Adama SENE Teranganews Saint-Louis
Après les premiers financements, place maintenant aux remboursements des crédits. C’est dans ce contexte que le délégué général de la délégation à l’entreprenariat rapide(DER), a entrepris une tournée nationale pour constater de visu l’évolution des activités post-financements des bénéficiaires des régions de Thiès, Diourbel et Saint-Louis. A l’étape de la région Nord, les responsables de la DER en ont profité pour faire le bilan de 2018 et dégager les perspectives et prévisions 2019, avant de regretter le faible taux de remboursement des crédits des bénéficiaires.

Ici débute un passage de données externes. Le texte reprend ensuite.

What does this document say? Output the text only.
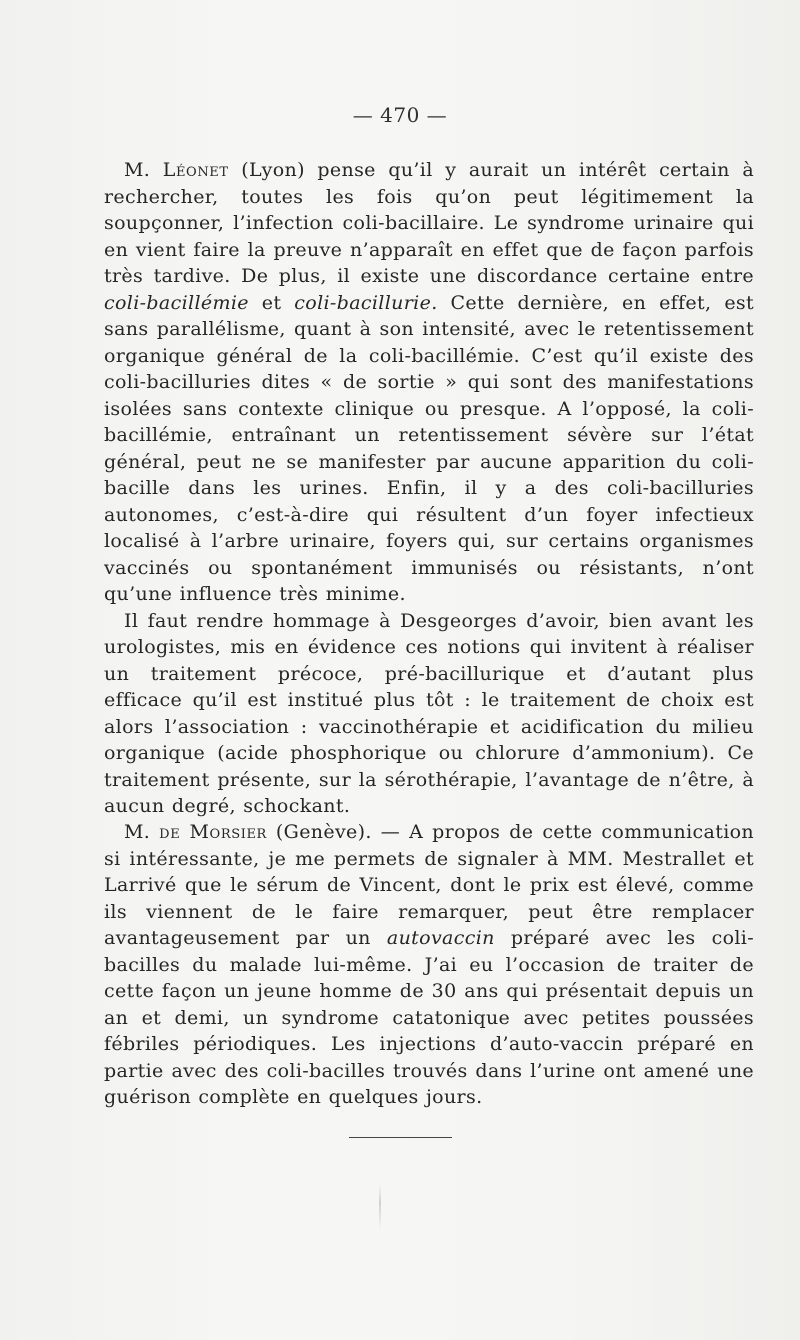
— 470 —

M. Léonet (Lyon) pense qu’il y aurait un intérêt certain à rechercher, toutes les fois qu’on peut légitimement la soupçonner, l’infection coli-bacillaire. Le syndrome urinaire qui en vient faire la preuve n’apparaît en effet que de façon parfois très tardive. De plus, il existe une discordance certaine entre coli-bacillémie et coli-bacillurie. Cette dernière, en effet, est sans parallélisme, quant à son intensité, avec le retentissement organique général de la coli-bacillémie. C’est qu’il existe des coli-bacilluries dites « de sortie » qui sont des manifestations isolées sans contexte clinique ou presque. A l’opposé, la coli-bacillémie, entraînant un retentissement sévère sur l’état général, peut ne se manifester par aucune apparition du coli-bacille dans les urines. Enfin, il y a des coli-bacilluries autonomes, c’est-à-dire qui résultent d’un foyer infectieux localisé à l’arbre urinaire, foyers qui, sur certains organismes vaccinés ou spontanément immunisés ou résistants, n’ont qu’une influence très minime.

Il faut rendre hommage à Desgeorges d’avoir, bien avant les urologistes, mis en évidence ces notions qui invitent à réaliser un traitement précoce, pré-bacillurique et d’autant plus efficace qu’il est institué plus tôt : le traitement de choix est alors l’association : vaccinothérapie et acidification du milieu organique (acide phosphorique ou chlorure d’ammonium). Ce traitement présente, sur la sérothérapie, l’avantage de n’être, à aucun degré, schockant.

M. de Morsier (Genève). — A propos de cette communication si intéressante, je me permets de signaler à MM. Mestrallet et Larrivé que le sérum de Vincent, dont le prix est élevé, comme ils viennent de le faire remarquer, peut être remplacer avantageusement par un autovaccin préparé avec les coli-bacilles du malade lui-même. J’ai eu l’occasion de traiter de cette façon un jeune homme de 30 ans qui présentait depuis un an et demi, un syndrome catatonique avec petites poussées fébriles périodiques. Les injections d’auto-vaccin préparé en partie avec des coli-bacilles trouvés dans l’urine ont amené une guérison complète en quelques jours.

Pourtant l’enveloppe de financement de la région de Saint-Louis est passée du simple au double, a signalé le ministre délégué à la DER. Etant une région à vocation agricole avec de nombreuses PME, les investissements sont passés de 1.850.000 de francs Cfa à 2. 650. 000 de francs Cfa dont plus d’un milliard de francs Cfa est injecté dans le département de Dagana pour accompagner les chaines de valeurs agricoles. Malgré tous ses efforts déployés, la région de Saint-Louis traîne encore les pieds dans le taux des remboursements. «Le taux de remboursements enregistré est encore faible dans la région Nord. Il est seulement à l’ordre de 35% ce qui nécessite des efforts pour le hisser à un niveau raisonnable», a dénoncé le ministre délégué de la DER.

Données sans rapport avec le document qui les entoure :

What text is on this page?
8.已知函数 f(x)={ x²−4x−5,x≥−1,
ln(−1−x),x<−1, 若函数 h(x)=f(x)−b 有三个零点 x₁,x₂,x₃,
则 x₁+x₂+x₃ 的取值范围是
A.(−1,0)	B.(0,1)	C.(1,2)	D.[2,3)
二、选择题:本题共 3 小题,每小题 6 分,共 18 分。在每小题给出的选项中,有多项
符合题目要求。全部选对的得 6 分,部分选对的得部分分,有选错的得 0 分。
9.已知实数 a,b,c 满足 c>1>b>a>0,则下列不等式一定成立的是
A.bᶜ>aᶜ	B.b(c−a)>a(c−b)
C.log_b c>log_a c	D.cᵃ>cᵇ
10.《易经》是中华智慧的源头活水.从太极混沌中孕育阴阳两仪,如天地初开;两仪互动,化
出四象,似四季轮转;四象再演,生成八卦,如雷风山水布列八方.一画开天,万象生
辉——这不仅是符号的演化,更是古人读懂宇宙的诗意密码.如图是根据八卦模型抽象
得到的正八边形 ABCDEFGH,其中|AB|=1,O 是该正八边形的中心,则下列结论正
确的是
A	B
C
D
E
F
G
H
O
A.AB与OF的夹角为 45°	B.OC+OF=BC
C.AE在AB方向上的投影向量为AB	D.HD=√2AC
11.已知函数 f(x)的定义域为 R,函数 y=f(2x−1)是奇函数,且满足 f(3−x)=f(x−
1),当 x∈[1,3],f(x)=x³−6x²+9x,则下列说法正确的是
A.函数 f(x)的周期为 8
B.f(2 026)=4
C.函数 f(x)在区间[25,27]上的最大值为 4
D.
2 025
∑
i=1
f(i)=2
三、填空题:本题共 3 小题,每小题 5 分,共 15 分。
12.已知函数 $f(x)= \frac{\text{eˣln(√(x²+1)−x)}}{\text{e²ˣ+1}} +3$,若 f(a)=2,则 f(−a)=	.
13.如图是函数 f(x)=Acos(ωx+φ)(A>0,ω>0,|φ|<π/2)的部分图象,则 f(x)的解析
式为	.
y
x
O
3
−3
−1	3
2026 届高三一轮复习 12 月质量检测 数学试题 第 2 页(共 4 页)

Ainsi pour renverser la tendance, avec l’appui des autorités administratives de la région, il a été décidé d’installer des comités départementaux de suivi avec des points focaux pour résorber le gap de recouvrement. A en croire le gouverneur adjoint en charge des affaires administratives, les crédits doivent être remboursés le plus rapidement car ils ont été financés pour une durée bien déterminée. « Les bénéficiaires des investissements doivent payés parce que ce ne sont pas des fonds perdus. Mieux d’autres porteurs de projets attendent d’être financés à leur tour. Malheureusement, si les remboursements ne suivent pas, il leur sera très difficile de bénéficier de financements alors que la délégation est là pour toutes les populations », a déclaré Amadou Diop.
Des propos qui ont été confortés par le délégué général de la DER, selon lui, la sensibilisation ainsi que des stratégies sectorielles seront déroulées, mais aucune tolérance au remboursement ne sera accordée aux défaillants-bénéficiaires. «Les financements de la DER fonctionnent suivant le système de revolving. Il faut rembourser pour permettre les autres candidats d’en profiter. Certes on va privilégier la sensibilisation mais nous n’écartons pas d’arriver aux 4 P (Préfet-Police-Procureur-Prison) si les bénéficiaires ne payent pas au centime près les crédits accordés, a martelé Papa Amadou Sarr.